Segundo os pesquisadores, os resultados fornecem um alerta aos profissionais de saúde sobre a recomendação desse tipo de regime como meio de perda de peso. "Precisamos de mais educação em ambientes de saúde e maior conscientização na cultura popular, incluindo a mídia social, sobre os danos potenciais do jejum intermitente. Nesse ponto, os benefícios propostos ainda não são claros e não são apoiados por pesquisas, e os danos potenciais estão se tornando mais evidentes", alerta o autor do estudo, Kyle T. Ganson, da Universidade de Toronto.

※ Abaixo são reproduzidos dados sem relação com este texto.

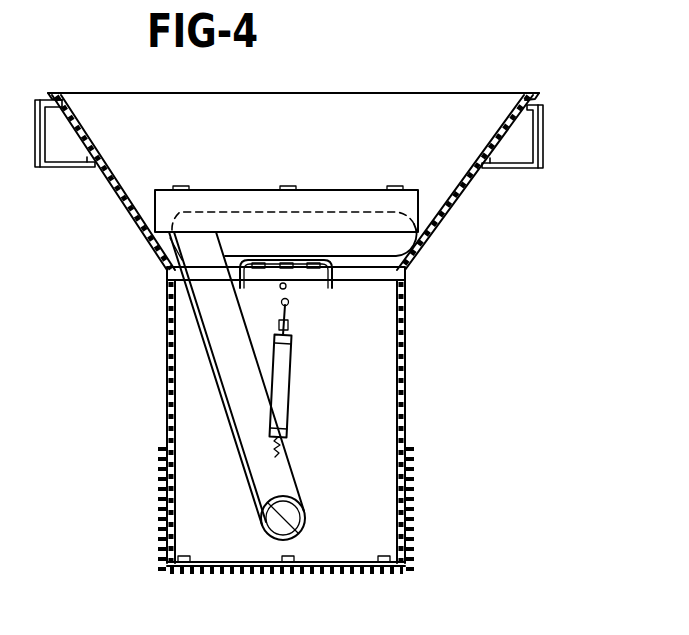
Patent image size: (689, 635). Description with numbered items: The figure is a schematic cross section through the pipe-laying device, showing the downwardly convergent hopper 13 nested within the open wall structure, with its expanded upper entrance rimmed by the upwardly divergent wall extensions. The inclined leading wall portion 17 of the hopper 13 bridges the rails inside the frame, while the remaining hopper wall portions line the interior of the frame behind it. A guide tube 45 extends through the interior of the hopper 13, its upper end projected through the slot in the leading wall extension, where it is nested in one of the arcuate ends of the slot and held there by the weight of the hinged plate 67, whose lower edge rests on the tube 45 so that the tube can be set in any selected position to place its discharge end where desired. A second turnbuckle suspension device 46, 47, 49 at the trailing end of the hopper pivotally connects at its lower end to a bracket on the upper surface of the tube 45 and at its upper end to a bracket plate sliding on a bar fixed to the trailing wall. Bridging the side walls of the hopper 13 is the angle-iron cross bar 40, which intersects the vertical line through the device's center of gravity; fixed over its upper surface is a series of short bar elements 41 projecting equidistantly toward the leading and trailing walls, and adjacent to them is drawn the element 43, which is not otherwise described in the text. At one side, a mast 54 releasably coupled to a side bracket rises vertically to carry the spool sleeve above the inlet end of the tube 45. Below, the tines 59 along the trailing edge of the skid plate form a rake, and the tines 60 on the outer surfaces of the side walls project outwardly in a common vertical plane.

The hopper 13 is at (458, 183).
The inclined leading wall portion 17 is at (366, 464).
The cross bar 40 is at (385, 277).
The bar elements 41 is at (275, 262).
The bracket handle 43 is at (313, 258).
The guide tube 45 is at (182, 238).
The turnbuckle suspension device 46 is at (273, 452).
The turnbuckle suspension device 47 is at (289, 323).
The turnbuckle suspension device 49 is at (290, 397).
The mast 54 is at (542, 160).
The tines 59 is at (318, 574).
The tines 60 is at (160, 462).
The plate 67 is at (330, 197).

Endocrinologista do Instituto de Diabetes e Endocrinologia de Brasília, Márcio Garrison Dytz destaca outros prejuízos emocionais e cognitivos da prática. "Na mudança do padrão alimentar para o jejum intermitente, muitas pessoas experimentam sensação de fome, irritabilidade e redução da capacidade de concentração. É esperado melhora desse quadro após pelo menos 30 dias da mudança alimentar", disse.
Prática demanda cuidados
"Deve-se ter maior cuidado nessa prática alimentar em pacientes idosos, pessoas com comorbidades, como osteoporose, diabetes - especialmente se em uso de insulina -, e sarcopenia. Isso porque o quadro de cetose induzido pelo jejum intermitente pode acarretar perda de massa magra, perda óssea, além de predispor a uma descompensação aguda do quadro do diabetes. É fundamental discutir com um endocrinologista se essa estratégia é adequada para o perfil do paciente."

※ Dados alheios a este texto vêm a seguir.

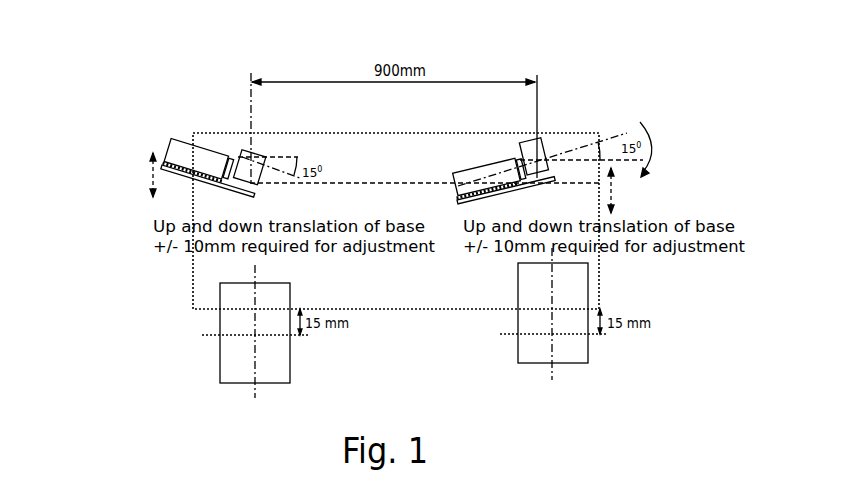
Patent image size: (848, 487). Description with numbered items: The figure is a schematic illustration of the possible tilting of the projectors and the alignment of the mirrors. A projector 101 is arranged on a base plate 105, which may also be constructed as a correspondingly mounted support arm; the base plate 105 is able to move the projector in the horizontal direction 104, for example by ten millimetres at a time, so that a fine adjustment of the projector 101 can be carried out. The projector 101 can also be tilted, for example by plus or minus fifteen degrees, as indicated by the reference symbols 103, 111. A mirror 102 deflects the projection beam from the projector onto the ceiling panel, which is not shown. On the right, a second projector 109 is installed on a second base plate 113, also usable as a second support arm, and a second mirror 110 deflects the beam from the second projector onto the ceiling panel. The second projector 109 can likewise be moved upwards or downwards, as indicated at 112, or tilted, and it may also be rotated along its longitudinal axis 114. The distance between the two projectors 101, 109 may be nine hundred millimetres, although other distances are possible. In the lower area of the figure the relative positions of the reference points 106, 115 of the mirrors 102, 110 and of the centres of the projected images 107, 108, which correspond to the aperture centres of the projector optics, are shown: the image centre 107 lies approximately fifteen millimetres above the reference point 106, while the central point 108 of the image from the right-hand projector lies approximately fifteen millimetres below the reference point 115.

Marcio Dytz, endocrinologista do Instituto de Diabetes e Endocrinologia de Brasília
Proteção também contra a COVID grave
Estudos voltados para os impactos de regimes alimentares ganharam um novo foco a partir de 2020: as questões nutricionais e a COVID-19 se relacionam. Assim, pesquisadores da Intermountain Healthcare descobriram que pacientes que testaram positivo para o Sars-CoV-2 e faziam jejum regularmente pelo menos uma vez ao mês apresentavam uma taxa menor de hospitalização ou morte por complicações da doença.
"O jejum intermitente não foi associado ao fato de alguém ter testado positivo ou não para covid, mas à menor gravidade, uma vez que os pacientes estavam infectados", explica Benjamin Horne, diretor de epidemiologia cardiovascular e genética da Intermountain Healthcare e autor do estudo, publicado no BMJ Nutrition, Prevention & Health.
Uma das razões para explicar essa associação entre o jejum e a menor taxa de complicações da COVID é o fato de a dieta ser capaz de diminuir a inflamação do corpo, que está relacionada a problemas de saúde causados pela doença. Além desse benefício, o regime alimentar promove a autofagia, que é considerado o sistema de "reciclagem" do corpo - um processo celular capaz de destruir células danificadas e infectadas.
Jason M. Nagata, da Universidade da Califórnia e pesquisador da área, também chama a atenção para aspectos comportamentais relacionados ao isolamento social desencadeado pela crise sanitária. "As associações encontradas entre o jejum intermitente e os comportamentos de transtorno alimentar são particularmente salientes, dado o aumento significativo desses transtornos entre adolescentes e adultos jovens desde o início da pandemia."
Por outro lado, o endocrinologista do Instituto de Diabetes e Endocrinologia de Brasília, Márcio Garrison Dytz Márcio Garrison Dytz lembra que, no contexto da COVID, o jejum intermitente pode ser uma estratégia para induzir perda de peso, redução nos marcadores inflamatórios e, dessa forma, reduzir o risco do quadro grave da doença. "Mas caso a pessoa com obesidade esteja com quadro agudo de covid, essa estratégia alimentar não deve ser adotada nesse momento", alerta.